It has come to my attention

Good evening:

I am working on a row that says:
“K2, inc IN next st, k0, inc IN next st, k2 ou will now have 8 stitches
on the needle.”

In reviewing the videos for the different types of “increases”, I find that they do not work IN the next stitch, but rather add on in between. Is there a technique for working IN the stitch? Otherwise I do not end up with 8, I end up with 10 sts on the needle.

Just sign me,
Too hot–TOO tired!
Thank you

woops, forgot to say I am working in a basic garter stitch pattern

to increase “in” a stitch you could do two things…

  1. knit into the front and back of the next stitch or 2. pick up the stitch from the row below and knit into the back of it (to make sure there isn’t a hole)and then knit the next stitch. Either way you will have an increase without picking up the bar inbetween.

Kfb (knit in the front and back of a stitch) is the increase i most commonly use and the increase which first comes to mind when you say increasing IN a stitch since the increase come from within the normal knitting of the stitch.

Sometimes, increasing IN the stitch (making 1 in the front and then again in the back of the stitch) can be a very tight place to work. In which case, I’m the heretic who would say, the hell with it, and just increase inbetween stitches, pulling up from the bar below (it’s also the increase which I think looks the nicest and is almost invisible. Yes, it won’t look exactly like the pattern-designer intended, but for me, it would be close enough.
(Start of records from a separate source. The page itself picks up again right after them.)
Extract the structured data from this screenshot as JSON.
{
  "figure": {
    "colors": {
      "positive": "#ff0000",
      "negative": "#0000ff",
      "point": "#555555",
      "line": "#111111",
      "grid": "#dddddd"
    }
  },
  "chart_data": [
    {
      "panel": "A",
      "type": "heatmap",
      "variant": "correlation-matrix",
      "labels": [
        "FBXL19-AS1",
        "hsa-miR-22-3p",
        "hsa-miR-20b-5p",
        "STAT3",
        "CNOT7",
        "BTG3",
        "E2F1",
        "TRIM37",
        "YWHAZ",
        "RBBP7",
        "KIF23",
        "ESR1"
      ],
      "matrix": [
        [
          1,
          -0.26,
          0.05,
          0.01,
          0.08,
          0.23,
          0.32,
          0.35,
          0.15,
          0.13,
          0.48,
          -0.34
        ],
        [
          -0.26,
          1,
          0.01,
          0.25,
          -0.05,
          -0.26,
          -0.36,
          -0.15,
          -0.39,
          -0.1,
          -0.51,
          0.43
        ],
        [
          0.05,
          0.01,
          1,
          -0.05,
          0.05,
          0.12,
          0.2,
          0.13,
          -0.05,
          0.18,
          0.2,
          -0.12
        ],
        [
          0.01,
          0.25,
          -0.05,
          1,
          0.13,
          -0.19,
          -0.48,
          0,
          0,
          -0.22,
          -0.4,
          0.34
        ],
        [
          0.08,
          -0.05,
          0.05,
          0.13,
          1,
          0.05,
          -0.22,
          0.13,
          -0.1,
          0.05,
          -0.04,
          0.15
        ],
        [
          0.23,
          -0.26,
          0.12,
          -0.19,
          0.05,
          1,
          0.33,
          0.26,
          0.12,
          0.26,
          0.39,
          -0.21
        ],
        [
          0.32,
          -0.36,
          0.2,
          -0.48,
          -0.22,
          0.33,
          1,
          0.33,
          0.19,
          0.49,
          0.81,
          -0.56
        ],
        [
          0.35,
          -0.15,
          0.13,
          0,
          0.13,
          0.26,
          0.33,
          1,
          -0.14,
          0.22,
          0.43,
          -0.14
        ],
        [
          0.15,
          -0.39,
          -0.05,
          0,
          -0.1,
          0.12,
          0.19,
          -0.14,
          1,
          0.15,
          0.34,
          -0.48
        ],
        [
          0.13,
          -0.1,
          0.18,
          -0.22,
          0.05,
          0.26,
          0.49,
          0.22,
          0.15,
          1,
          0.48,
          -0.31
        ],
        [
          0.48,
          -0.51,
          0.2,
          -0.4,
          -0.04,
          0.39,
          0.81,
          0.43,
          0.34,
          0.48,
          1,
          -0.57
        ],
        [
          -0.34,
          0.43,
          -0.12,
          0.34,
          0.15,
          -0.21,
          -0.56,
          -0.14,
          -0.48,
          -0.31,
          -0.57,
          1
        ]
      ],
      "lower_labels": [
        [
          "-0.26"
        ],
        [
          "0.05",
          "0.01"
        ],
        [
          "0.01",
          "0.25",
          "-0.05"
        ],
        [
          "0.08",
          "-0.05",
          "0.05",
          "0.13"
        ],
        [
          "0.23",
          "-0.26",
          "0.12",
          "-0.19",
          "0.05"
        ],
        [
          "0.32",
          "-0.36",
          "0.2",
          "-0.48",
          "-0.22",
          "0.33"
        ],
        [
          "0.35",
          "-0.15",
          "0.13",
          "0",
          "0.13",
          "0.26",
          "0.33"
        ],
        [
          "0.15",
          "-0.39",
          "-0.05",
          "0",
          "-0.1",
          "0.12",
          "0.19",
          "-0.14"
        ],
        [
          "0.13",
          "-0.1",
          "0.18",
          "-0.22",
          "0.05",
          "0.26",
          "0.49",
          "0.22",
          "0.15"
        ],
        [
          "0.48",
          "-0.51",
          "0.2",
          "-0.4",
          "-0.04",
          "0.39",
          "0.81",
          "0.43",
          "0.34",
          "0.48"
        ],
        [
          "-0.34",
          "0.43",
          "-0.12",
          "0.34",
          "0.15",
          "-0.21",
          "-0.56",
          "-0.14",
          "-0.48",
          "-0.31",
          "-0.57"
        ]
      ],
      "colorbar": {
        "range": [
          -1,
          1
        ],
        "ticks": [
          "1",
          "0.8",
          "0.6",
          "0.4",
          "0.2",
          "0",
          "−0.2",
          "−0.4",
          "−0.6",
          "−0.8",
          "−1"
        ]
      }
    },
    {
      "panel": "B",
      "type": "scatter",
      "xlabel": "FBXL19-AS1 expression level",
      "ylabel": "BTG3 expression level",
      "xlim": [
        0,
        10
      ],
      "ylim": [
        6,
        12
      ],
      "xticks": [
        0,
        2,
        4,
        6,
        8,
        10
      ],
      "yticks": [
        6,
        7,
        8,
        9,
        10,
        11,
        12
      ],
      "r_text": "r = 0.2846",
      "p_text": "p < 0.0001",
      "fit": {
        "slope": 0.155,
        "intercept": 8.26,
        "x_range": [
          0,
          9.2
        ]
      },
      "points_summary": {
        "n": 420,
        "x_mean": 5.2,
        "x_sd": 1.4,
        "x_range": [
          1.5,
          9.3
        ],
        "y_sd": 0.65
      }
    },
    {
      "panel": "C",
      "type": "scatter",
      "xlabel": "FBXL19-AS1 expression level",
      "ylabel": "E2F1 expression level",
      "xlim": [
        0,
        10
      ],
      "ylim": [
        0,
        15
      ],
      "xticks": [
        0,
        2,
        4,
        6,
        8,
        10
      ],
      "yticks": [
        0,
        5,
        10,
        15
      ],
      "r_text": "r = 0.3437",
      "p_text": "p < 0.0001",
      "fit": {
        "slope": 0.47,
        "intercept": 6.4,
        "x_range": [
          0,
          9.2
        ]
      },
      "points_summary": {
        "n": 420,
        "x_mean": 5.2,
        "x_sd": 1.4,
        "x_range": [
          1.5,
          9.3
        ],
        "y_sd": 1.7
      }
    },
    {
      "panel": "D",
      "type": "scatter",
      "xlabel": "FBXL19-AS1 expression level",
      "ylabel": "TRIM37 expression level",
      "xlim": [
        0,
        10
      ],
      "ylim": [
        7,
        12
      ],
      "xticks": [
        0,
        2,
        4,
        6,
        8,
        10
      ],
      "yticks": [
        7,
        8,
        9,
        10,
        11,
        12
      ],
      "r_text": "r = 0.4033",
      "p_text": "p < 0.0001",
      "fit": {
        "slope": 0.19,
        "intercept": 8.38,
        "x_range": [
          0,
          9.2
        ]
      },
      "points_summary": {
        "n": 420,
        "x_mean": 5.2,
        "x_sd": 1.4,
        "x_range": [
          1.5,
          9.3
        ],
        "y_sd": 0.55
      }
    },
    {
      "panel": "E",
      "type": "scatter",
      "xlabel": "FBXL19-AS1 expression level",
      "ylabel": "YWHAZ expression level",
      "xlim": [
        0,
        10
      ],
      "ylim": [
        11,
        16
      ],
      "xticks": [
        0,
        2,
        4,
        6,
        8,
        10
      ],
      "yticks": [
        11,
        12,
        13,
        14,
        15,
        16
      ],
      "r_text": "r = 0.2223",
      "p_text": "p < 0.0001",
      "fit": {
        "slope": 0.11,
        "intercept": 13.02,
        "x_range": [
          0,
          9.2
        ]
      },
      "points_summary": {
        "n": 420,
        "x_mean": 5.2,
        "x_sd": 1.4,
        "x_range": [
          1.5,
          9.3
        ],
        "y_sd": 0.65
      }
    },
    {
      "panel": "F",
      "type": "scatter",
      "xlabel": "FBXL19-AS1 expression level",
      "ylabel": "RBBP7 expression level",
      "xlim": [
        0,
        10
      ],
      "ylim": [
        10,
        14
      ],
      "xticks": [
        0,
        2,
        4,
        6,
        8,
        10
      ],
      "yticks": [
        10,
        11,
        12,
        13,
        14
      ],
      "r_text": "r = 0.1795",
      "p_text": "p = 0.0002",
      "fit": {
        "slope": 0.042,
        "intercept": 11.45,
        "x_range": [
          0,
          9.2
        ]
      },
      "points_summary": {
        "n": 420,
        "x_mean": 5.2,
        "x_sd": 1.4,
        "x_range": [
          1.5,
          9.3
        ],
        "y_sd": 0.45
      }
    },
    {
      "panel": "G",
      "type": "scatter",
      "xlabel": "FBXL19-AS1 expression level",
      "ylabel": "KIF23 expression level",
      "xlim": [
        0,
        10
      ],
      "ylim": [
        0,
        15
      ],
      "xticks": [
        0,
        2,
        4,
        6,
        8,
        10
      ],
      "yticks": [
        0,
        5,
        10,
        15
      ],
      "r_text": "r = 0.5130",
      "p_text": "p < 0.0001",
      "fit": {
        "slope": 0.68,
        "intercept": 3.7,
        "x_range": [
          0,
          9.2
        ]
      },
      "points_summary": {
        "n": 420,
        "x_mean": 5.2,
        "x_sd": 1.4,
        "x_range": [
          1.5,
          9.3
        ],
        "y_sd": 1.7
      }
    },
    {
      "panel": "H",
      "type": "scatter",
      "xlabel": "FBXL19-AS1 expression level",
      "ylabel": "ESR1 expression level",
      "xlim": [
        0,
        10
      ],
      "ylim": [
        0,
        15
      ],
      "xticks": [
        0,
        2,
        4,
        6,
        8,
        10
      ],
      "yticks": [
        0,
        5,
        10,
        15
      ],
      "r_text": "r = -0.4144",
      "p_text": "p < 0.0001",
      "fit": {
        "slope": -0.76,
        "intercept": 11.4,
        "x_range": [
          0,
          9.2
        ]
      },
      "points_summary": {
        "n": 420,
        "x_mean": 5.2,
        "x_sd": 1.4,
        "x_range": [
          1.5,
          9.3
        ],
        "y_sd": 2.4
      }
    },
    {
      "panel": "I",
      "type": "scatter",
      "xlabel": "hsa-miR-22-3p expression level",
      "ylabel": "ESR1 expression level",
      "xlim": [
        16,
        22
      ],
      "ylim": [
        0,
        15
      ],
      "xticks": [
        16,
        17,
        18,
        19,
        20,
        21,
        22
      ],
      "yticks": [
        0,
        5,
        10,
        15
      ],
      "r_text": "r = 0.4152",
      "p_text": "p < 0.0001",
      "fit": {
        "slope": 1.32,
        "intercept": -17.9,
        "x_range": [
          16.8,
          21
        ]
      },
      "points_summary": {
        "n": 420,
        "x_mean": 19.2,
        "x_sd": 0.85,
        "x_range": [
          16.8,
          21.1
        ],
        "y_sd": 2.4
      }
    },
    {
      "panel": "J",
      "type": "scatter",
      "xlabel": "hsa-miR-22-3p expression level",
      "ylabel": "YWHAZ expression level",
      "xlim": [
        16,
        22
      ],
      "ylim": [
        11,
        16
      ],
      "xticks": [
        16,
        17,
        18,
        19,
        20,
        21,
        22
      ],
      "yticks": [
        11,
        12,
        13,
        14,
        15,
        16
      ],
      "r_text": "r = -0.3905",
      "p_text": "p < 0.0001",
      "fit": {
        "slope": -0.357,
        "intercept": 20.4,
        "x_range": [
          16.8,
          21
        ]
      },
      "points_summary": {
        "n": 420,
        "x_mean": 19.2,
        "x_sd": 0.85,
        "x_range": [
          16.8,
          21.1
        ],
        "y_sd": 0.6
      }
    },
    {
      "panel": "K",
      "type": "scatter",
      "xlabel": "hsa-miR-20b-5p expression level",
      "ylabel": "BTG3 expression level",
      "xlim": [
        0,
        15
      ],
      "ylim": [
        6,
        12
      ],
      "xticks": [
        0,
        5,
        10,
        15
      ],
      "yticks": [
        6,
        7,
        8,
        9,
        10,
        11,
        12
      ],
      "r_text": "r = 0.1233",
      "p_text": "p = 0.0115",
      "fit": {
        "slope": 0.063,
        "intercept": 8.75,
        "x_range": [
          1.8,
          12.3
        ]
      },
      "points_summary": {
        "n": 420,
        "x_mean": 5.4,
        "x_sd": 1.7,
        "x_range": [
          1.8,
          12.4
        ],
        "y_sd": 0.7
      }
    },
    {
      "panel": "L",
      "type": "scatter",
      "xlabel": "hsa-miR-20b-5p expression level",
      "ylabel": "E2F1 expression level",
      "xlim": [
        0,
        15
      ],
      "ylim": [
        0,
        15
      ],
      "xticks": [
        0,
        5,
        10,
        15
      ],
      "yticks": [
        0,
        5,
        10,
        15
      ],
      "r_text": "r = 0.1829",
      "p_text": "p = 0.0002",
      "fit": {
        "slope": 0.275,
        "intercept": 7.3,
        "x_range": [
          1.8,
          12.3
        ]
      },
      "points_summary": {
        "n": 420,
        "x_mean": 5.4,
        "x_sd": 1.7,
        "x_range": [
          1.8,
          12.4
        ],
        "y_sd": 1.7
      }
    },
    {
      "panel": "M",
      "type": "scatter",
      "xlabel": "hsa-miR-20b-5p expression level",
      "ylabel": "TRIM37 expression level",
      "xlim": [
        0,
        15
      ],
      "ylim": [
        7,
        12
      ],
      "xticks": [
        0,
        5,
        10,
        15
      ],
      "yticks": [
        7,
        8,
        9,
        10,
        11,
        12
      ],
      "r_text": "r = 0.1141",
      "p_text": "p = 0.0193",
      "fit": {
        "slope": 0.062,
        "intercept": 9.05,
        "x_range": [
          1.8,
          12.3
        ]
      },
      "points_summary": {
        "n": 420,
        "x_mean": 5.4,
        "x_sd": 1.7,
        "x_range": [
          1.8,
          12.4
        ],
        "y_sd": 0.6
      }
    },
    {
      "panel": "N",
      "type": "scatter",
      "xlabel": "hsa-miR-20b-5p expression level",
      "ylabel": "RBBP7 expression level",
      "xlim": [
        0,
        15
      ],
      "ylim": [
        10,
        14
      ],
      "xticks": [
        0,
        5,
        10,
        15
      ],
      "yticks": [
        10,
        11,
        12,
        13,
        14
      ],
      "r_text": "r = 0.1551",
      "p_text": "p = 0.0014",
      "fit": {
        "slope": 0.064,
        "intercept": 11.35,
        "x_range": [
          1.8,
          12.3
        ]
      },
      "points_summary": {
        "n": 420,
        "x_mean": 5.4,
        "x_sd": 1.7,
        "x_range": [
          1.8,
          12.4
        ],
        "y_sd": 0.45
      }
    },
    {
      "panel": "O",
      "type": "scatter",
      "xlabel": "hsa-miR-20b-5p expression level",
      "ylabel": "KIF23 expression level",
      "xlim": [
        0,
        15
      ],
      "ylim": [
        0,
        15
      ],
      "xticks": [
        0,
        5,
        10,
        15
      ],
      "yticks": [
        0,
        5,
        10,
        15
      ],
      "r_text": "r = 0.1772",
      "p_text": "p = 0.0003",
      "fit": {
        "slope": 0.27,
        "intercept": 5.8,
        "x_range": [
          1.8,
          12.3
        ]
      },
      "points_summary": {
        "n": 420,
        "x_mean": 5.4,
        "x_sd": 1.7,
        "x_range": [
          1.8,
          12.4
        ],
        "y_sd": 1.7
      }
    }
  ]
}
So in other words, I would–
K2-increase 1 from the bar below-K1-increase 1 from the bar below-K3

So in other words, I would–K2- increase 1 from the bar below-K1-increase 1 from the bar below-K3

Then that would throw off the stitch count. Because kfb uses a stitch for an increase, and the others don’t, you’d have to shift the M1 inc over a stitch. So it would go -
k3, m1, k1, m1, k2

And if the sts are too tight to do a kfb, maybe you’re knitting too tight. There should be enough give in a st to easily do a kfb or k2tog or whatever.

Throw off the stitch count? I still come up with 8 stitches.

I think what Suzeeq was saying was not the number of stitches, but where the increase are at…

Yes, that’s what I meant, the difference between doing the inc as a M1 instead of kfb as you wrote it, throws the inc off 1 st. It may not seem like it matters on this row, but after a few inc rows it can make the shaping the wrong shape.